Selanjutnya mahaguru tersebut bertanya apakah nelayan tersebut mempelajari
matematika? Sang nelayan menjawab bahwa matematika yang dia ketahui hanyalah
bagaimana cara menimbang hasil tangkapannya, menghitung biaya yang sudah
dikeluarkannya, dan menjual hasil tangkapannya agar dapat menghasilkan
keuntungan secukupnya. Lagi-lagi mahaguru tersebut mengatakan betapa
bodohnya sang nelayan dan dia sudah kehilangan lagi seperempat kehidupannya.

Kemudian, di perjalanan setelah jauh dari pantai dan mendekati horizon,
mahaguru tersebut bertanya, "apa artinya awan hitam yang menggantung di
langit?" "Topan badai akan segera datang, dan akan membuat lautan menjadi
sangat berbahaya." Jawab sang nelayan. "Apakah bapak bisa berenang?" Tanya
sang nelayan.



Ternyata sang mahaguru tersebut tidak bisa berenang. Sang nelayan kemudian
berkata, "Saya boleh saja kehilangan tiga-perempat kehidupan saya dengan
tidak mempelajari tiga subyek yang tadi diutarakan oleh mahaguru, tetapi
mahaguru akan kehilangan seluruh kehidupan yang dimiliki."

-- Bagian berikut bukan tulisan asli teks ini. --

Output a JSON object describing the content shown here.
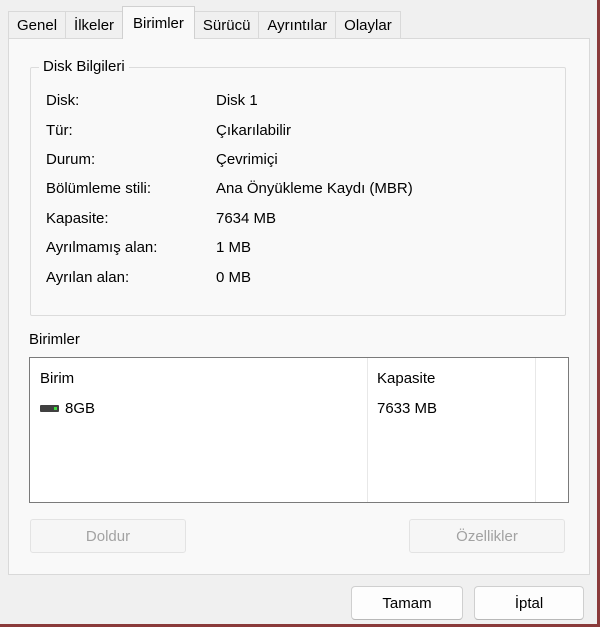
{
  "tabs": [
    {
      "label": "Genel"
    },
    {
      "label": "İlkeler"
    },
    {
      "label": "Birimler",
      "active": true
    },
    {
      "label": "Sürücü"
    },
    {
      "label": "Ayrıntılar"
    },
    {
      "label": "Olaylar"
    }
  ],
  "disk_info": {
    "legend": "Disk Bilgileri",
    "rows": [
      {
        "label": "Disk:",
        "value": "Disk 1"
      },
      {
        "label": "Tür:",
        "value": "Çıkarılabilir"
      },
      {
        "label": "Durum:",
        "value": "Çevrimiçi"
      },
      {
        "label": "Bölümleme stili:",
        "value": "Ana Önyükleme Kaydı (MBR)"
      },
      {
        "label": "Kapasite:",
        "value": "7634 MB"
      },
      {
        "label": "Ayrılmamış alan:",
        "value": "1 MB"
      },
      {
        "label": "Ayrılan alan:",
        "value": "0 MB"
      }
    ]
  },
  "volumes": {
    "section_label": "Birimler",
    "columns": [
      "Birim",
      "Kapasite"
    ],
    "rows": [
      {
        "name": "8GB",
        "capacity": "7633 MB",
        "icon": "usb-drive-icon"
      }
    ]
  },
  "buttons": {
    "populate": "Doldur",
    "properties": "Özellikler",
    "ok": "Tamam",
    "cancel": "İptal"
  }
}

Kemudian nelayan tersebut meloncat dari perahu dan berenang ke pantai
sedangkan mahaguru tersebut tenggelam.

Demikian juga dalam kehidupan kita, baik dalam pekerjaan ataupun pergaulan
sehari-hari. Kadang-kadang kita meremehkan teman, anak buah ataupun sesama
rekan kerja. Kalimat "tahu apa kamu" atau "si anu tidak tahu apa-apa"
mungkin secara tidak sadar sering kita ungkapkan ketika sedang membahas
sebuah permasalahan. Padahal, ada kalanya orang lain lebih mengetahui dan
mempunyai kemampuan spesifik yang dapat mengatasi masalah yang timbul.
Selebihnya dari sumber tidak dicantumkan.